Кабинет-министр приосанился, гордись.
— Проект, — сказал, — над коим я много лет тружусь не напрасно. Ныне мы его честь и обсуждать будем. Совместно станем править его для блага отеческа.
Важна здесь особливо портфеля вот эта: «Генеральный проект о поправлении внутренних государственных дел»… От него-то и учнем Россию из бед вызволять!
Распахнул он штору зеленого бархата — взору гостей предстала библиотека богатая. Вся крамола собралась здесь: Макиавелли, Юст Липсий, Боккалини, Бассель, Тацит и прочие… Над проектом Волынского конфиденты рассуждали по-всякому, часто слышались имена Бориса Годунова и Мессалины.
— Царица наша распутством такая же Мессалина, — говорил Еропкин. — Сластолюбие в ней сопряжено с жестокостью. Помните, как Мессалина любовника своего Гая Силия возжелала на престол возвести? Глядите, дворяне, как бы и наш Бирон шапку Мономаха на свой парик не напятил.
— Годунова я не виню, — сказывал Соймонов. — Мудрый был и рачительный государь. Хотел он породнить дочь с принцами иностранными, так и.. что с того?
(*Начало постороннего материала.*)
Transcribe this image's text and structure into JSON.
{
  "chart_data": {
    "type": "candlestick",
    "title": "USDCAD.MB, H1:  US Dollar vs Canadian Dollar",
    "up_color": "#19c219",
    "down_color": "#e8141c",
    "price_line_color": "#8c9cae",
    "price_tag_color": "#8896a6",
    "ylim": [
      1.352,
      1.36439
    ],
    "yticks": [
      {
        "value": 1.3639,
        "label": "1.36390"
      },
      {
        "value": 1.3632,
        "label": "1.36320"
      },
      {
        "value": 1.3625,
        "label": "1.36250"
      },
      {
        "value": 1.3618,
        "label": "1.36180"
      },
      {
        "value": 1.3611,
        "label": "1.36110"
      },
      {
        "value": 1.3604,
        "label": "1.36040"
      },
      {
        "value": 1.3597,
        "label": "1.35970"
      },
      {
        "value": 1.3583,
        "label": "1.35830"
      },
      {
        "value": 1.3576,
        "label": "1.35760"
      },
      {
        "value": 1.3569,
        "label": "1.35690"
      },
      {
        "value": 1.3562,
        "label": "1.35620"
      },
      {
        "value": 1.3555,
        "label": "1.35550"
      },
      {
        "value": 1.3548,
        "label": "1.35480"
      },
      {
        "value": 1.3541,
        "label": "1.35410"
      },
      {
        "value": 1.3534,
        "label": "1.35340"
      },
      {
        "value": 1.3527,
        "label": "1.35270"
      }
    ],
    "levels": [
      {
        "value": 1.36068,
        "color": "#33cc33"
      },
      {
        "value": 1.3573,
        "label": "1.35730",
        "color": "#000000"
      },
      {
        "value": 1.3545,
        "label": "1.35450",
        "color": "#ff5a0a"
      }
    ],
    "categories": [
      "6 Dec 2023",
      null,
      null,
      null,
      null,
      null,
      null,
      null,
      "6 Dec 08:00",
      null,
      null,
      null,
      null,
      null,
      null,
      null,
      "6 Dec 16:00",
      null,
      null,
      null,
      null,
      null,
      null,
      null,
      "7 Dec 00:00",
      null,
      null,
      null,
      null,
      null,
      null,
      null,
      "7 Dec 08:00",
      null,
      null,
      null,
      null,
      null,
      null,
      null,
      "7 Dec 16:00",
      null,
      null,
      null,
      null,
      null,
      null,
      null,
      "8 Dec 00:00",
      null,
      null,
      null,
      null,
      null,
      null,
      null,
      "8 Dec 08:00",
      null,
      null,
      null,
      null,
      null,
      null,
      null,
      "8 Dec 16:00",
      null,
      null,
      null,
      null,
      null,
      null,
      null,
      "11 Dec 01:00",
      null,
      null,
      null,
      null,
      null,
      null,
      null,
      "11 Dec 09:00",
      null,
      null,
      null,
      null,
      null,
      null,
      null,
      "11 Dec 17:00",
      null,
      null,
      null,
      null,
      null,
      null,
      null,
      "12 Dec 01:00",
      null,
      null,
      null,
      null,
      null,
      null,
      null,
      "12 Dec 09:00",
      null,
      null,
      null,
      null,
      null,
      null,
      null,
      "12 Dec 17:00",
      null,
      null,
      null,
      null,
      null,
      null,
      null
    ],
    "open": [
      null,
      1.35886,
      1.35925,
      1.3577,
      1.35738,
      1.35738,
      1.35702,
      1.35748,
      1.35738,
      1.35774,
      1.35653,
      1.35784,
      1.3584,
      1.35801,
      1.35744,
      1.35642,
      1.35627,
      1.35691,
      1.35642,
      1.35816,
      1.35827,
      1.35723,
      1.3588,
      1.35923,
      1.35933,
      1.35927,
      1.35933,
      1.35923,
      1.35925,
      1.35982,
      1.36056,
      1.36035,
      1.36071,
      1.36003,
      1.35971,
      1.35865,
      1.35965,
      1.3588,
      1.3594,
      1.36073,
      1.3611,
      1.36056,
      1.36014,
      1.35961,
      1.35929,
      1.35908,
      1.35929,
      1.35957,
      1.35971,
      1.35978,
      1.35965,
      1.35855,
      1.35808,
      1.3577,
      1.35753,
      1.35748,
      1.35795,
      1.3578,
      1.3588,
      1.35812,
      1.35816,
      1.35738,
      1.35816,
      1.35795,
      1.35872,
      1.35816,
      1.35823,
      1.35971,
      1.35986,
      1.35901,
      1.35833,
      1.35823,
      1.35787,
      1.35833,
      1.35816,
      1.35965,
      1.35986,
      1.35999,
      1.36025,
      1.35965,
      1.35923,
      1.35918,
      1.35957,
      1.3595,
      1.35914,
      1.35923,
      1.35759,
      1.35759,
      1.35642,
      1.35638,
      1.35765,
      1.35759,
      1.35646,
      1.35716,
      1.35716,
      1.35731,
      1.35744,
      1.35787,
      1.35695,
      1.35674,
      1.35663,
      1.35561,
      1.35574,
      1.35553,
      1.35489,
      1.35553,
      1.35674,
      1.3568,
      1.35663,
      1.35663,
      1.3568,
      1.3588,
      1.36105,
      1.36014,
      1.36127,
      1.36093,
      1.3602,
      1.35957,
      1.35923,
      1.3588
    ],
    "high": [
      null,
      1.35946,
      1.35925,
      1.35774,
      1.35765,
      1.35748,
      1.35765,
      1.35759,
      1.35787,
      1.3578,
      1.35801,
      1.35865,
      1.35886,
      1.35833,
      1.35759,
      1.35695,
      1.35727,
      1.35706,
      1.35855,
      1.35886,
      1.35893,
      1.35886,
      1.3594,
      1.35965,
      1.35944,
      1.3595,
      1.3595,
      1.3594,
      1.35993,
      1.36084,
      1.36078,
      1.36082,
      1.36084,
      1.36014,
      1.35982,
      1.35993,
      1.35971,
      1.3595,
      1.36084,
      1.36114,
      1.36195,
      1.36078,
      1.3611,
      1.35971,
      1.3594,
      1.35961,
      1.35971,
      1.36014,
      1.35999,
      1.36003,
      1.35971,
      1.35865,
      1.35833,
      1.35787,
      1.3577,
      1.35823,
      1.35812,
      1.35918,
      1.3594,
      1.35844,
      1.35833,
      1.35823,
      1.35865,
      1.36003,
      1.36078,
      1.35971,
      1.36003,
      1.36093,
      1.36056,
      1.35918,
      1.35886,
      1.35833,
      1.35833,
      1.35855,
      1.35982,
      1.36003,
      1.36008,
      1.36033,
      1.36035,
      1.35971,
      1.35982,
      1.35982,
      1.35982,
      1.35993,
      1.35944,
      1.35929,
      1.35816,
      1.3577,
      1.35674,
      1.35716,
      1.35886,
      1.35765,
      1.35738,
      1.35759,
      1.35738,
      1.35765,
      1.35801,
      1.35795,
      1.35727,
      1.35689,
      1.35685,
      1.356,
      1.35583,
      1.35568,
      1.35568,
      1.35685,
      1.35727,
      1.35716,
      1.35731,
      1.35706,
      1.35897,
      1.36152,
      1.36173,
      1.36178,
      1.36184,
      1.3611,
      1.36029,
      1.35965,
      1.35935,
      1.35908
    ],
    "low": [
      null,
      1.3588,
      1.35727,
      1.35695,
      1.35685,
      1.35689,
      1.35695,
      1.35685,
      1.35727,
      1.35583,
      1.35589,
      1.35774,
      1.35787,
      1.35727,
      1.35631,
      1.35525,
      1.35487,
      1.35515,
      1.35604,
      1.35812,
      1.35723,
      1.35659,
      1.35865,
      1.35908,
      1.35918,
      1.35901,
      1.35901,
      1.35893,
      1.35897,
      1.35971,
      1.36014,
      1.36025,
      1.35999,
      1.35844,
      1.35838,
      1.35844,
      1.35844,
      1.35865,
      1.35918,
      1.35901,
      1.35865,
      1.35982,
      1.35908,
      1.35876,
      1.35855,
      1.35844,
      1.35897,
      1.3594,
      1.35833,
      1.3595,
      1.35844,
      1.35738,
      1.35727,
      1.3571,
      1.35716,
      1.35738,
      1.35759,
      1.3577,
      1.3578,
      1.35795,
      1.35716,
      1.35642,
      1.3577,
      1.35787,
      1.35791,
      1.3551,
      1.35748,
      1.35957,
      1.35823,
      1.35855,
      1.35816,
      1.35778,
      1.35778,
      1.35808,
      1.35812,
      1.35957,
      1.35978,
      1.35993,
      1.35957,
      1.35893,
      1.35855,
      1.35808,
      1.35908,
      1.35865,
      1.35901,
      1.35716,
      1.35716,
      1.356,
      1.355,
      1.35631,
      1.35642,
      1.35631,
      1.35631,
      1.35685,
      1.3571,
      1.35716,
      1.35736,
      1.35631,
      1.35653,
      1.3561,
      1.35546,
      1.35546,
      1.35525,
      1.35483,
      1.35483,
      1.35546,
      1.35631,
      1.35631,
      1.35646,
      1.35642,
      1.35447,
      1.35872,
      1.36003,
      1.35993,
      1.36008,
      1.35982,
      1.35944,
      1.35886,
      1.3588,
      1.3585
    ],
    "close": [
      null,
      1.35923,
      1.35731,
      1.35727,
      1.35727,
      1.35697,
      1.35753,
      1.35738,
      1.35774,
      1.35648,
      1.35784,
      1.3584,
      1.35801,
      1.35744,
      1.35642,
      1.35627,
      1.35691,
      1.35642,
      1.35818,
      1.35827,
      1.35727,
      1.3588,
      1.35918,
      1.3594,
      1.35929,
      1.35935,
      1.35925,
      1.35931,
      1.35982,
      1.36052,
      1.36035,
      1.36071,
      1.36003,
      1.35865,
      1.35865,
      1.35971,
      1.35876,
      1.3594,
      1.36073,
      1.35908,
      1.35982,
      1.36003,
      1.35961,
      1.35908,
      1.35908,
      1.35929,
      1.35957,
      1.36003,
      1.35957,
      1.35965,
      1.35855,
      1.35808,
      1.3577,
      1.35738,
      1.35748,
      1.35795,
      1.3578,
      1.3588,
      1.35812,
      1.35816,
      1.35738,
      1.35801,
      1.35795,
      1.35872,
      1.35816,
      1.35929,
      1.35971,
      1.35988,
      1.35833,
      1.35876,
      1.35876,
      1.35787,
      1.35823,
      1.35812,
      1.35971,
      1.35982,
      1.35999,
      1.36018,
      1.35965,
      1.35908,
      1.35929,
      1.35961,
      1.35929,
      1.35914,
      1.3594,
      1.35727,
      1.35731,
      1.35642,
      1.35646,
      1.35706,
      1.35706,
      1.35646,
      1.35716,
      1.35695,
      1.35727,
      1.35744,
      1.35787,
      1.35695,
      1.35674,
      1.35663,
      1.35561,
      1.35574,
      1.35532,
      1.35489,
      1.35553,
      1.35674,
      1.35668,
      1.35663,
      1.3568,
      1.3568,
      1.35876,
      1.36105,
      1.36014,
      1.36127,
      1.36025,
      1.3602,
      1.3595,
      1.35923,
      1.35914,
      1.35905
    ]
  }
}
Греха нет. А кончилось тем, что изнасильничал ее Гришка Отрепьев… Вот и сейчас! Неужго не приметили? Бирон-то, новоявленный Лжедмитрий, начинает к Елизавете в Смольную подъезжать. Бабенка она легкая, как бы греха не вышло…
Волынский поднялся духом до того, что попрал в себе авторское тщеславие. С чистым сердцем отдал он проект свой для доработки совместной. И теперь каждый его «согласник» руку свою к нему старался приложить. У кого что болело, тот крик боли своей в проекте Волынского излагал. Явился и президент Коммерц-коллегии, граф Платон Мусин-Пушкин; финансист и заводчик, страшный ненавистник придворных немцев, он тоже в работу включился. Вот они! Врачи, переводчики, офицеры, механики, архитекторы, моряки, садовники, гвардейцы, монахи, — как их жгло, как их корежило… Как страстно желали они гнет чужеродный изломать, чтобы вывести корабль России из затхлого пруда на чистые, вольные воды!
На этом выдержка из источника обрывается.